Saturday night I mostly spent in outside-the-party room conversation: more good time with Mrissa and Timprov. Adrian and M'ris were both having problems with the lighting and other physical atmosphere in the party room, so we, and a changing group of other people, talked in the hall outside and listened to the music from a distance. There was a good discussion of relationships of various sorts. Adrian noted that the things that are needed to maintain and nurture a long-distance relationship are somewhat different from those needed for a live-together or other local relationship. [livejournal.com profile] gerisullivan said that she hadn't really thought of that, and it made sense and would probably be useful to her. At the same time, some of what's less obvious, or less necessary, can still be useful: I'm not going to shop with Adrian, or Q, as often as with Cattitude, of course, but I'm glad to have done things like buy groceries together, and to know where their grocery stores are. That conversation also included Davey and Pamela, and I think [livejournal.com profile] dd_b for a bit. I did go into the party room long enough to see James get the Singer bowl, and look at it under UV light.

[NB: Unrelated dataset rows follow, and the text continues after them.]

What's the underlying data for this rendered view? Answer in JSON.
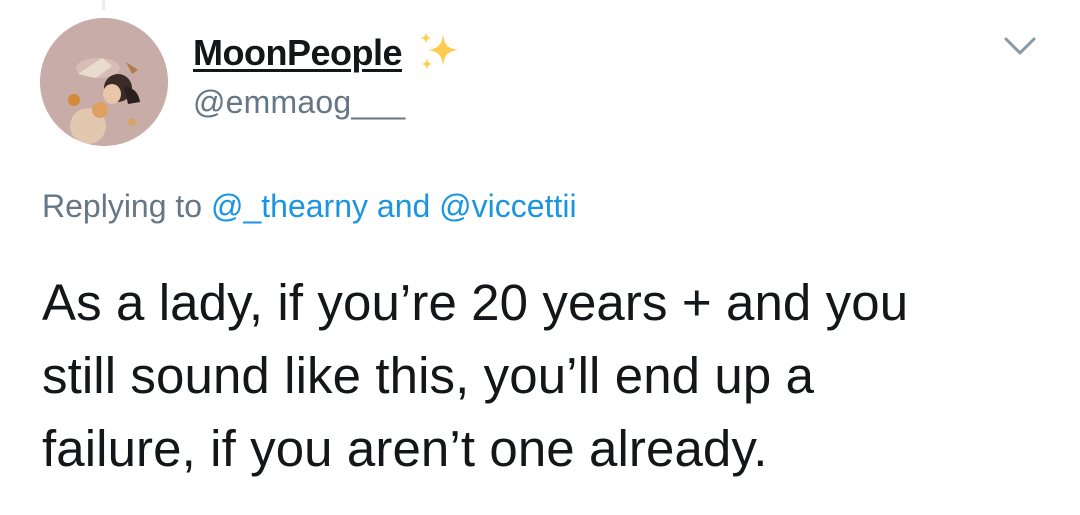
{
  "tweet": {
    "author": {
      "display_name": "MoonPeople",
      "handle": "@emmaog___",
      "name_emoji": "sparkles-icon",
      "avatar": "avatar"
    },
    "reply": {
      "prefix": "Replying to",
      "mention_1": "@_thearny",
      "conjunction": "and",
      "mention_2": "@viccettii"
    },
    "text_lines": [
      "As a lady, if you’re 20 years + and you",
      "still sound like this, you’ll end up a",
      "failure, if you aren’t one already."
    ],
    "menu_icon": "chevron-down-icon"
  },
  "colors": {
    "text_primary": "#14171a",
    "text_secondary": "#657786",
    "link": "#1b95e0",
    "sparkle": "#ffcc4d"
  }
}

I got to taste both mangosteens and green Darjeeling at the Sunday night "Survivors' Tea Party." I ate probably about 3/4 of a mangosteen in the course of a couple of hours; I'd happily have had more, but it seemed unkind, since there were fewer mangosteens than people, and I wasn't the only person who liked them. I had stopped after two sections, but it eventually became clear that they weren't being gobbled up, so I took more, as well as doing the peeling so others could try them. As Singer had mentioned earlier in the weekend, green Darjeelings taste quite different from the black Darjeeling I'm used to. I like them, and should find one I like to keep here. (For the most part, I strongly prefer black tea, but it will keep me up at night.) Also some good chocolate, because chocolate is good, but it was a kind I already knew and liked, the Cote d'Or Noir de Noir that Singer introduced me to four years ago in Montreal.